US 11,670,285 B1
Speech processing techniques
Kevin Crews, Seattle, WA (US); Prasanna H Sridhar, Sammamish, WA (US); Ariya Rastrow, Seattle, WA (US); Nicholas Matthew Jutila, Roslindale, MA (US); Andrew Oberlin, Lynnwood, WA (US); Samarth Batra, Seattle, WA (US); Paul Anthony Bernhardt, Seattle, WA (US); Veerdhawal Pande, Walpole, MA (US); and Roland Maximilian Rolf Maas, Seattle, WA (US)
Assigned to Amazon Technologies, Inc., Seattle, WA (US)
Filed by Amazon Technologies, Inc., Seattle, WA (US)
Filed on Nov. 24, 2020, as Appl. No. 17/102,910.
Int. Cl. G06F 40/40 (2020.01); G10L 13/08 (2013.01); G10L 13/04 (2013.01); G10L 15/187 (2013.01); G10L 15/02 (2006.01)

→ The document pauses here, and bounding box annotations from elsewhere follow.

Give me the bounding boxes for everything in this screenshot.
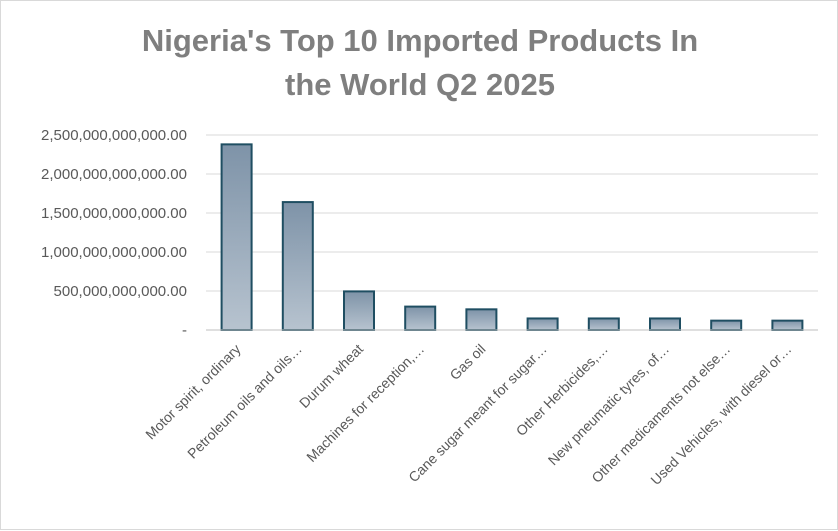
x-category-label: Petroleum oils and oils… <box>184 341 305 462</box>
bar <box>710 319 743 332</box>
bar <box>649 317 681 331</box>
bar <box>281 201 314 331</box>
bar <box>220 143 253 331</box>
bar <box>343 290 375 332</box>
chart-title-line-2: the World Q2 2025 <box>285 67 555 102</box>
y-tick-label: 2,000,000,000,000.00 <box>41 166 187 183</box>
y-tick-label: 1,500,000,000,000.00 <box>41 205 187 222</box>
bar <box>587 317 620 331</box>
bar <box>465 308 498 331</box>
y-tick-label: 500,000,000,000.00 <box>54 283 187 300</box>
x-category-label: Machines for reception,… <box>303 341 427 465</box>
chart-title-line-1: Nigeria's Top 10 Imported Products In <box>141 23 699 58</box>
y-tick-label: 2,500,000,000,000.00 <box>41 127 187 144</box>
x-category-label: New pneumatic tyres, of… <box>545 341 672 468</box>
bar <box>526 317 559 331</box>
bar <box>404 305 437 332</box>
chart-title: Nigeria's Top 10 Imported Products In th… <box>1 19 838 107</box>
bar <box>771 319 804 332</box>
y-tick-label: 1,000,000,000,000.00 <box>41 244 187 261</box>
y-tick-label: - <box>182 322 187 339</box>
x-category-label: Gas oil <box>446 341 488 383</box>
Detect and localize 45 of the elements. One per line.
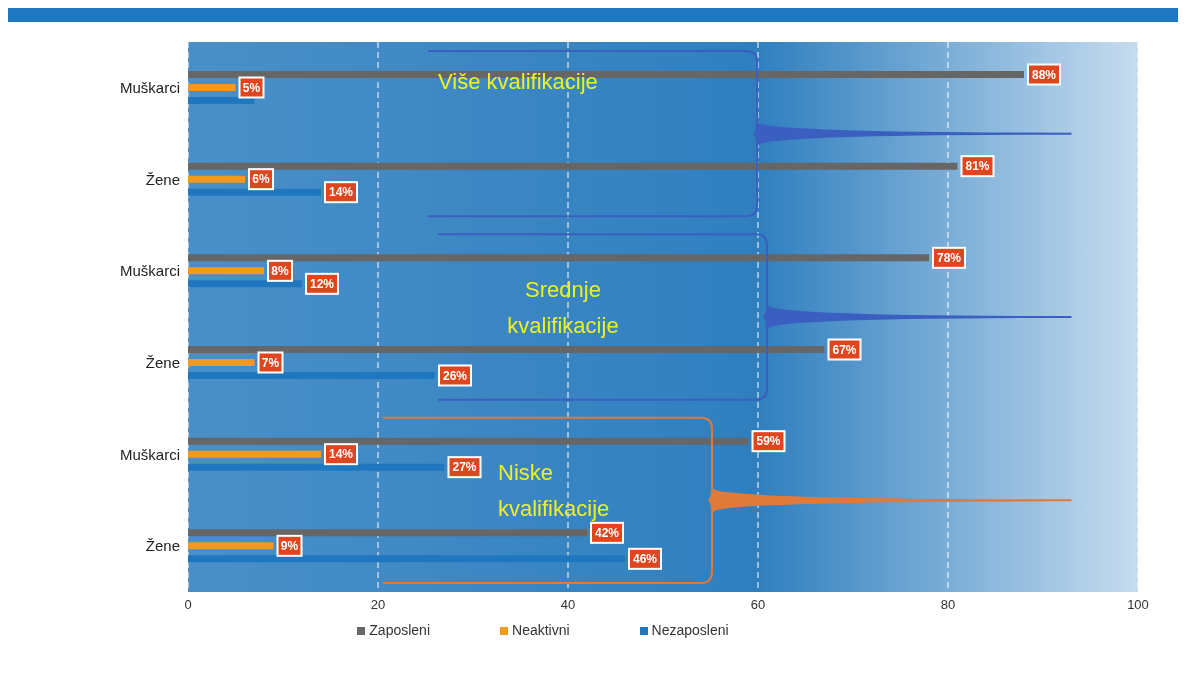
data-label: 27% (452, 460, 477, 475)
data-label: 59% (756, 434, 781, 449)
data-label: 8% (271, 263, 289, 278)
bar (188, 267, 264, 275)
data-label: 42% (594, 525, 620, 540)
bar (188, 97, 255, 104)
data-label: 6% (252, 172, 270, 187)
x-tick-label: 60 (750, 597, 766, 613)
annotation: Više kvalifikacije (438, 67, 599, 96)
legend-label: Neaktivni (512, 622, 570, 638)
data-label: 81% (965, 159, 990, 174)
data-label: 78% (936, 250, 962, 265)
y-tick-label: Muškarci (119, 445, 180, 463)
bar (188, 188, 321, 196)
bar (188, 529, 587, 537)
y-tick-label: Žene (145, 170, 180, 188)
x-tick-label: 20 (370, 597, 386, 613)
data-label: 7% (261, 355, 280, 370)
data-label: 67% (832, 342, 857, 357)
bar (188, 175, 245, 183)
y-tick-label: Muškarci (119, 79, 180, 97)
data-label: 9% (280, 538, 299, 553)
legend-label: Nezaposleni (651, 622, 729, 638)
y-tick-label: Muškarci (119, 262, 180, 280)
annotation: Srednje kvalifikacije (506, 276, 620, 340)
x-tick-label: 0 (184, 597, 192, 613)
bar (188, 280, 302, 288)
bar (188, 372, 435, 379)
bar (188, 450, 321, 458)
x-tick-label: 40 (560, 597, 576, 613)
data-label: 14% (328, 185, 354, 200)
y-tick-label: Žene (145, 537, 180, 555)
x-tick-label: 80 (940, 597, 956, 613)
data-label: 26% (442, 368, 468, 383)
x-tick-label: 100 (1127, 597, 1149, 613)
data-label: 5% (242, 80, 261, 95)
legend-label: Zaposleni (369, 622, 431, 638)
data-label: 88% (1031, 67, 1057, 82)
bar (188, 254, 929, 262)
data-label: 14% (328, 447, 354, 462)
data-label: 46% (632, 551, 658, 566)
bar (188, 555, 625, 563)
annotation: Niske kvalifikacije (498, 459, 611, 524)
data-label: 12% (309, 276, 335, 291)
y-tick-label: Žene (145, 354, 180, 372)
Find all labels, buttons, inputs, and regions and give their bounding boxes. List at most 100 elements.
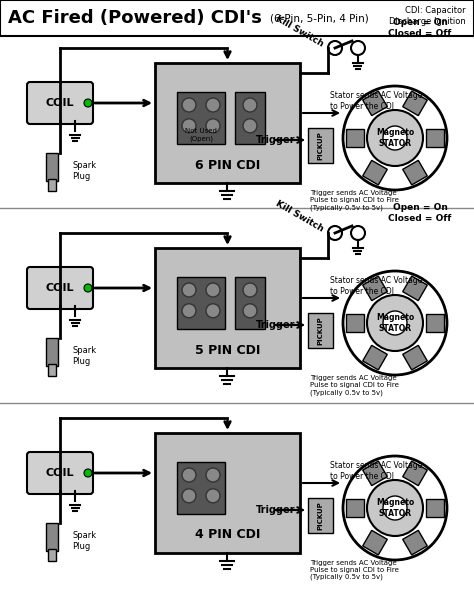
- Circle shape: [367, 110, 423, 166]
- Text: Spark
Plug: Spark Plug: [72, 161, 96, 181]
- Bar: [177, 92, 225, 144]
- Bar: [308, 498, 333, 533]
- Bar: [403, 161, 427, 185]
- Bar: [48, 549, 56, 561]
- Circle shape: [206, 98, 220, 112]
- Text: (6-Pin, 5-Pin, 4 Pin): (6-Pin, 5-Pin, 4 Pin): [270, 13, 369, 23]
- FancyBboxPatch shape: [27, 82, 93, 124]
- Circle shape: [383, 496, 407, 520]
- Text: PICKUP: PICKUP: [318, 501, 323, 530]
- Circle shape: [206, 489, 220, 503]
- Text: Trigger sends AC Voltage
Pulse to signal CDI to Fire
(Typically 0.5v to 5v): Trigger sends AC Voltage Pulse to signal…: [310, 560, 399, 581]
- Circle shape: [367, 480, 423, 536]
- FancyBboxPatch shape: [27, 452, 93, 494]
- Circle shape: [84, 469, 92, 477]
- Circle shape: [343, 456, 447, 560]
- Circle shape: [243, 119, 257, 133]
- Circle shape: [243, 98, 257, 112]
- Bar: [363, 530, 387, 555]
- Circle shape: [182, 98, 196, 112]
- Bar: [363, 276, 387, 300]
- Circle shape: [206, 119, 220, 133]
- Text: Kill Switch: Kill Switch: [274, 199, 326, 234]
- Circle shape: [367, 295, 423, 351]
- Bar: [48, 179, 56, 191]
- Text: Spark
Plug: Spark Plug: [72, 531, 96, 550]
- Text: Kill Switch: Kill Switch: [274, 13, 326, 48]
- Circle shape: [182, 283, 196, 297]
- Circle shape: [351, 41, 365, 55]
- Bar: [363, 91, 387, 116]
- Bar: [426, 314, 444, 332]
- Bar: [177, 462, 225, 514]
- Circle shape: [84, 284, 92, 292]
- Text: Trigger: Trigger: [255, 320, 295, 330]
- Circle shape: [351, 226, 365, 240]
- Text: 6 PIN CDI: 6 PIN CDI: [195, 159, 260, 172]
- Text: Trigger sends AC Voltage
Pulse to signal CDI to Fire
(Typically 0.5v to 5v): Trigger sends AC Voltage Pulse to signal…: [310, 190, 399, 210]
- Circle shape: [328, 226, 342, 240]
- Circle shape: [383, 311, 407, 335]
- Circle shape: [343, 86, 447, 190]
- Text: Magneto
STATOR: Magneto STATOR: [376, 128, 414, 148]
- Bar: [403, 276, 427, 300]
- Text: COIL: COIL: [46, 468, 74, 478]
- Bar: [363, 345, 387, 370]
- Bar: [403, 345, 427, 370]
- Text: Open = On
Closed = Off: Open = On Closed = Off: [388, 204, 452, 223]
- Circle shape: [206, 283, 220, 297]
- Bar: [403, 461, 427, 485]
- Circle shape: [206, 468, 220, 482]
- Circle shape: [182, 489, 196, 503]
- Bar: [46, 153, 58, 181]
- Text: PICKUP: PICKUP: [318, 316, 323, 345]
- Bar: [426, 129, 444, 147]
- Bar: [363, 161, 387, 185]
- Bar: [46, 523, 58, 551]
- Text: Not Used
(Open): Not Used (Open): [185, 128, 217, 142]
- Bar: [346, 129, 364, 147]
- Bar: [46, 338, 58, 366]
- Bar: [403, 91, 427, 116]
- Text: Stator sends AC Voltage
to Power the CDI: Stator sends AC Voltage to Power the CDI: [330, 276, 422, 295]
- Text: Trigger sends AC Voltage
Pulse to signal CDI to Fire
(Typically 0.5v to 5v): Trigger sends AC Voltage Pulse to signal…: [310, 375, 399, 395]
- Text: Open = On
Closed = Off: Open = On Closed = Off: [388, 18, 452, 38]
- Bar: [235, 92, 265, 144]
- Circle shape: [328, 41, 342, 55]
- Circle shape: [243, 283, 257, 297]
- Bar: [0, 0, 474, 36]
- Bar: [363, 461, 387, 485]
- Circle shape: [182, 304, 196, 318]
- Text: COIL: COIL: [46, 283, 74, 293]
- Text: CDI: Capacitor
Discharge Ignition: CDI: Capacitor Discharge Ignition: [389, 6, 466, 26]
- Bar: [235, 277, 265, 329]
- Circle shape: [383, 126, 407, 150]
- Circle shape: [243, 304, 257, 318]
- Bar: [155, 248, 300, 368]
- Text: Stator sends AC Voltage
to Power the CDI: Stator sends AC Voltage to Power the CDI: [330, 462, 422, 481]
- Text: Stator sends AC Voltage
to Power the CDI: Stator sends AC Voltage to Power the CDI: [330, 91, 422, 111]
- Circle shape: [182, 468, 196, 482]
- Text: Spark
Plug: Spark Plug: [72, 346, 96, 366]
- Bar: [155, 433, 300, 553]
- Text: Magneto
STATOR: Magneto STATOR: [376, 313, 414, 333]
- Text: Magneto
STATOR: Magneto STATOR: [376, 498, 414, 518]
- Bar: [48, 364, 56, 376]
- Circle shape: [206, 304, 220, 318]
- Text: AC Fired (Powered) CDI's: AC Fired (Powered) CDI's: [8, 9, 262, 27]
- Bar: [346, 499, 364, 517]
- Bar: [177, 277, 225, 329]
- Circle shape: [84, 99, 92, 107]
- Text: 5 PIN CDI: 5 PIN CDI: [195, 343, 260, 357]
- Bar: [308, 128, 333, 163]
- Bar: [308, 313, 333, 348]
- FancyBboxPatch shape: [27, 267, 93, 309]
- Bar: [155, 63, 300, 183]
- Text: PICKUP: PICKUP: [318, 131, 323, 160]
- Bar: [403, 530, 427, 555]
- Bar: [346, 314, 364, 332]
- Circle shape: [343, 271, 447, 375]
- Text: Trigger: Trigger: [255, 135, 295, 145]
- Text: 4 PIN CDI: 4 PIN CDI: [195, 528, 260, 541]
- Bar: [426, 499, 444, 517]
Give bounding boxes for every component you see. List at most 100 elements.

CPC G10L 13/08 (2013.01) [G10L 13/04 (2013.01); G10L 15/187 (2013.01); G10L 2015/025 (2013.01)] 20 Claims
OG exemplary drawing
 
1. A computer-implemented method comprising:
receiving, from a device, first input audio data representing a spoken natural language input including a request to read a book, the first input audio data associated with a session identifier;
processing the first input audio data to determine a book identifier associated with the book;
receiving first text data associated with the book identifier, the first text data representing a first portion of the book;
receiving, from the device, second input audio data including speech corresponding to the first portion of the book, the second input audio data associated with the session identifier;
determining that the second input audio data corresponds to an entirety of the first portion of the book;
determining, using a trained machine learning (ML) model, first reading evaluation data based on the second input audio data and the first text data, the first reading evaluation data associated with the session identifier;
based on the first reading evaluation data, determining to output a second portion of the book;
receiving second text data associated with the book identifier, the second text data representing the second portion of the book;
performing text-to-speech (TTS) processing on the second text data to generate first output audio data representing the second portion of the book; and
sending the first output audio data to the device.